Dass told StarBiz that: “While near term headwinds ( Russia-Ukraine conflict and lockdown in China from the Covid-19 Omicron variant) are strong, it could start to ease in the second half of the year, which is our base case.
“If that happens, the upside economic trend would gain momentum.
“This would be supported by business and foreign direct investments capital expenditure expansion across economic sectors. Consumer spending will also gain momentum.
“Under such circumstances, there is a need to carefully manage the liquidity environment in the domestic financial system. If not managed carefully, it could create risks to the domestic macroeconomic and financial stability.”
Meanwhile, he expects inflationary pressure to persist underpinned by the Russia-Ukraine conflict and the lockdown in China due to the Omicron Covid-19 variant.
Dass added this would certainly add pressure on business cost, noting that it would be a matter of time before prices are transferred to consumers.

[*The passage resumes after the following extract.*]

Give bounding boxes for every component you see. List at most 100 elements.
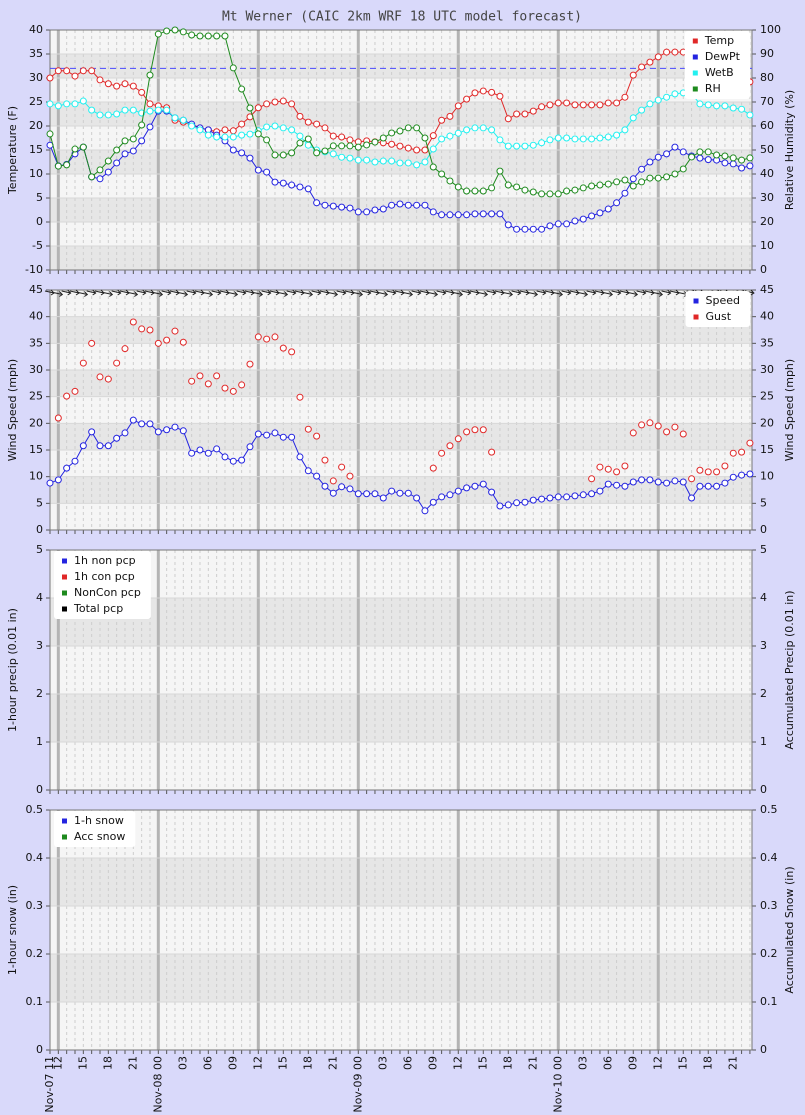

He said although February’s inflation rose moderately by 2.2% year-on-year (y-o-y) to bring the first two months average to 2.25%, upwards pressure remains.
“Although we project 2022’s headline inflation at between 2.8% and 3.0%, living cost will continue to accelerate at a much faster pace primarily due to cost factors more than consumer demand.
“Added with the rolling back of the moratorium, an uneven recovery and factoring a five-rate hike by the US Federal Reserve with the next at 50bps, we expect the central bank to remain cautious,” he said.
Meanwhile, Maybank IB Research said it is maintaining its 2022 inflation rate forecast at 2.7% (2021: 2.5%) but see upside risk from global energy commodity prices, especially crude oil as well as elevated food-related commodity prices, including crude palm oil price, and global supply chain disruptions in the wake of Russian invasion of Ukraine.
“However, mitigations include the continued “blanket” fuel price subsidies thus far, implementation of price administration and supply-side measures (e.g. freeze on base electricity tariffs for all electricity users in Peninsular from Feb 1 this year until end-2024, introduction of subsidy to poultry farmers for chicken and eggs production, allowing short term importation of frozen whole chicken) and as well as remaining slacks in the economy to contain demand-pull and wage-driven inflation,” the research house added.
Separately, CGS-CIMB Research said cost-push inflation may intensify as the onset of the Russia-Ukraine crisis bolstered commodity prices across food, energy and metals.
It reiterates its forecast of two 25bps rate hikes in the second half, lifting the OPR to 2.25% by end-2022.